Don’t miss the Geminid Meteor Shower tonight! — Dec 13
It’s a good time to bundle up, go outside and let the universe blow your mind!
With August’s Perseids obscured by bright moonlight, the Geminids will be the best shower this year. The thin, waning crescent Moon won’t spoil the show. — Bill Cooke with NASA’s Meteoroid Environment Office
Not only is it the year’s most prolific, with up to 120 meteors per hour visible from rural skies, the moon is essentially out of the picture. — Sky and Telescope.
The shower will peak overnight Dec. 13-14 with rates around one per minute under good conditions, according to Cooke. Geminids can be seen on nights before and after the Dec. 14 peak, although they will appear less frequently. Geminid activity is broad, good rates will be seen between 7:30 p.m. on Dec. 13 and dawn local time the morning of Dec. 14, with the most meteors visible from midnight to 4 a.m. on Dec. 14, when the radiant is highest in the sky.
The Geminids be seen with the naked eye under clear, dark skies over most of the world, though the best view is from the Northern Hemisphere. Observers will see fewer Geminids in the Southern Hemisphere, where the radiant doesn’t climb very high over the horizon. Just get away from bright lights and look up in any direction! Give your eyes time to adjust to the dark. Meteors appear all over the sky.
“When you see a meteor, try to trace it backwards.. if you end up in the constellation Gemini there’s a good chance you’ve seen a Geminid.” — Cooke
If it’s cloudy where you are, NASA will broadcast the Geminid shower live via Ustream starting at sunset Dec. 13 from the Automated Lunar and Meteor Observatory at NASA’s Marshall Space Flight Center in Huntsville, Alabama. You can also see Geminid meteors on NASA’s All Sky Fireball network page.

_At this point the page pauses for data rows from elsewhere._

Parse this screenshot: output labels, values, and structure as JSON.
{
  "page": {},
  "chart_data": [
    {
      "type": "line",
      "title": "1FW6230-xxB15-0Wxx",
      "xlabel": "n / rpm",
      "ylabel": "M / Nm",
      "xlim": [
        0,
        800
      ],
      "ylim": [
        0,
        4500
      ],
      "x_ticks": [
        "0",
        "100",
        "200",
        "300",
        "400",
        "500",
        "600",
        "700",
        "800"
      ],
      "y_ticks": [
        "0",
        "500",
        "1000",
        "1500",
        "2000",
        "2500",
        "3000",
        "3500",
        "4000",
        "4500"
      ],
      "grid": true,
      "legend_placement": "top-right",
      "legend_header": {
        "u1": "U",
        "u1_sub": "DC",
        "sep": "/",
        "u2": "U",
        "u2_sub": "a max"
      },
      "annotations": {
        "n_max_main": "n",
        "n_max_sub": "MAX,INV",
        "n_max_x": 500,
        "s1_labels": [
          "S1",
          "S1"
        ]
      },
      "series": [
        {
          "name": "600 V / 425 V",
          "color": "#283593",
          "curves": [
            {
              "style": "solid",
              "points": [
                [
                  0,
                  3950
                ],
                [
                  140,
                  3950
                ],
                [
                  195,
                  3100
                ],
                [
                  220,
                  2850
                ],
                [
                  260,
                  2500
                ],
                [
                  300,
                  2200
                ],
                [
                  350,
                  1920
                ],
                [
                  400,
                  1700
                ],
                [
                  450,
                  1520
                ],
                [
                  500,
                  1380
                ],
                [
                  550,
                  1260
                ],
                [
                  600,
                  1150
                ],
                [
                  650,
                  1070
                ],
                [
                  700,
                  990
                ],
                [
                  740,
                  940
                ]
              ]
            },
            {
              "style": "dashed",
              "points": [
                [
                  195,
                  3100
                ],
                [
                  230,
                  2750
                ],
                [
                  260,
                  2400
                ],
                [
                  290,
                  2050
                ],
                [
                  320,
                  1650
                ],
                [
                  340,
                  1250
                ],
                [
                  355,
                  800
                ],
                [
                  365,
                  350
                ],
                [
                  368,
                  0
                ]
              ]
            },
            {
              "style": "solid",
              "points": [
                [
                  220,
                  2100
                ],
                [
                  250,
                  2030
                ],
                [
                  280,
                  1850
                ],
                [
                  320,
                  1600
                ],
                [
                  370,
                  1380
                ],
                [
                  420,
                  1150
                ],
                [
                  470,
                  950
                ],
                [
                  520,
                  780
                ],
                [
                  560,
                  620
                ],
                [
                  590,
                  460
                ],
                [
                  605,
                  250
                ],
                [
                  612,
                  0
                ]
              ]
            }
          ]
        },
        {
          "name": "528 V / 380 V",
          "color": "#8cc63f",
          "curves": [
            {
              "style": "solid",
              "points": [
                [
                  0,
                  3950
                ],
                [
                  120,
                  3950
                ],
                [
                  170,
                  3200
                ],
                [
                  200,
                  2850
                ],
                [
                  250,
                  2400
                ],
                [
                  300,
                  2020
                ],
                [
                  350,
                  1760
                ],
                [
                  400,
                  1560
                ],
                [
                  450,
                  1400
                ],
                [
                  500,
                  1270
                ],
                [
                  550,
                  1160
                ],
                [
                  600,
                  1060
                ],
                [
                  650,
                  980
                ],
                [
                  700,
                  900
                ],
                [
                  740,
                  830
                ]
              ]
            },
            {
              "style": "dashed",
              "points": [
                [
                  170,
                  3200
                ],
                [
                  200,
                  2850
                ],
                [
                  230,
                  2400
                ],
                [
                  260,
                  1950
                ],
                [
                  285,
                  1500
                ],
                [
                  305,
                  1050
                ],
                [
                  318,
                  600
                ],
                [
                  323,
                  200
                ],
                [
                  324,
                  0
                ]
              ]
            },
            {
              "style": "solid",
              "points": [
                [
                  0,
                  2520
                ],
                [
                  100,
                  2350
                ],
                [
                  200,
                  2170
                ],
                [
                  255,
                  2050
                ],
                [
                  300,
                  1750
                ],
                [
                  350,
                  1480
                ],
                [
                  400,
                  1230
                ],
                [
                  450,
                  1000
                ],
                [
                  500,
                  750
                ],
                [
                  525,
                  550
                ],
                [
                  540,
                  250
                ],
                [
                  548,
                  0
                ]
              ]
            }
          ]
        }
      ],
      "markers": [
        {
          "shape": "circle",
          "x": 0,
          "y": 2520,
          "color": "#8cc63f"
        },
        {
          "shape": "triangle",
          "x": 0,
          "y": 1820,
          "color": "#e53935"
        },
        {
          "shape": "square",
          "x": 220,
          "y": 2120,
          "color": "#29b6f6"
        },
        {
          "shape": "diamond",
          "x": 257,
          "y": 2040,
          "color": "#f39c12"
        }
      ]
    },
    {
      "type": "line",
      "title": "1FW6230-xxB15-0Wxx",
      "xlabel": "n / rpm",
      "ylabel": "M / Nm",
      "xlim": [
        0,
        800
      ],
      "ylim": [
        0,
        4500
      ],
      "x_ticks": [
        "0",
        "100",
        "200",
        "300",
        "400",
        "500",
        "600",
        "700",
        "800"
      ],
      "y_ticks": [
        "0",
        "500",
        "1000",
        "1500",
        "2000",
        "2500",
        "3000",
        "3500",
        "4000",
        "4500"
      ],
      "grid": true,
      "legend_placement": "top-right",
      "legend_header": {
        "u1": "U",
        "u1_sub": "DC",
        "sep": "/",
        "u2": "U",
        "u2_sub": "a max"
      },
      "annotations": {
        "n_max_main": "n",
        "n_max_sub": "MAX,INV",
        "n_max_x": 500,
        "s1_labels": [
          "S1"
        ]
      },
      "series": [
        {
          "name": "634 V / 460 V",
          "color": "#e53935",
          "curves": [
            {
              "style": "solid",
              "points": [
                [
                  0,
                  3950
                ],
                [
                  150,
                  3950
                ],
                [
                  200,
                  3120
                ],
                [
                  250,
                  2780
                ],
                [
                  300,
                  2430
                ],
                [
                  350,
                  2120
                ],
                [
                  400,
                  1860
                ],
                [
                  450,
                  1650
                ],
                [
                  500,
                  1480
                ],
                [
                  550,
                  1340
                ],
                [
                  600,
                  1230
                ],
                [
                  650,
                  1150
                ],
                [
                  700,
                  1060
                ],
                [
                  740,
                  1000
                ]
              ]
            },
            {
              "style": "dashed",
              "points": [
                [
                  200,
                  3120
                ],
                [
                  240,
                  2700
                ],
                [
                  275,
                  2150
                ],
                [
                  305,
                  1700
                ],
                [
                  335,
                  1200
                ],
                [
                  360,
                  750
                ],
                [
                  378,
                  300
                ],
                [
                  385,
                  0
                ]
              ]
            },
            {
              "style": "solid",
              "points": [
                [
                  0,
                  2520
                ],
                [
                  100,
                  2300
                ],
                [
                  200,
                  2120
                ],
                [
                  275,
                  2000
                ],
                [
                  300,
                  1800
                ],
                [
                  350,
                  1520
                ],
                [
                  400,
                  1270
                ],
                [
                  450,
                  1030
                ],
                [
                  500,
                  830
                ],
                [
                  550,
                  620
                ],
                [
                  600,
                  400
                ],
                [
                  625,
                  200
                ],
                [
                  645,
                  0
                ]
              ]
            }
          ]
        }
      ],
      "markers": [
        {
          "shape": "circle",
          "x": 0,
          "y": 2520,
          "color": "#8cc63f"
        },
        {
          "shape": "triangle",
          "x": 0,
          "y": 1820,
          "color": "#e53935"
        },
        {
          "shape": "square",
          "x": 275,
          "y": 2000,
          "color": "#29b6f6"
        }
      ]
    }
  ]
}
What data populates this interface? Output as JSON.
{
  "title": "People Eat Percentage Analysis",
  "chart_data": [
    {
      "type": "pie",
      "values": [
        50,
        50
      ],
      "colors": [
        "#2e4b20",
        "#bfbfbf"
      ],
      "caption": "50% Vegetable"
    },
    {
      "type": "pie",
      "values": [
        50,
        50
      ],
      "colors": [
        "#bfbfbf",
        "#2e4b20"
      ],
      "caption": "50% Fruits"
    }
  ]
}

The Geminids are active every December, when Earth passes through a massive trail of dusty debris shed by a weird, rocky object named 3200 Phaethon. The dust and grit burn up when they run into Earth's atmosphere in a flurry of shooting stars. "Phaethon's nature is debated - It's either a near-Earth asteroid or an extinct comet, sometimes called a rock comet" — Cooke. Meteor showers are named after the location of the radiant, usually a star or constellation close to where they appear in the night sky. The Geminid radiant is in the constellation Gemini.
Not all the meteors you might see belong to the Geminid shower, however. Some might be sporadic background meteors, and some might be from weaker, active showers like the Monocerotids, Sigma Hydrids and the Comae Berenicids.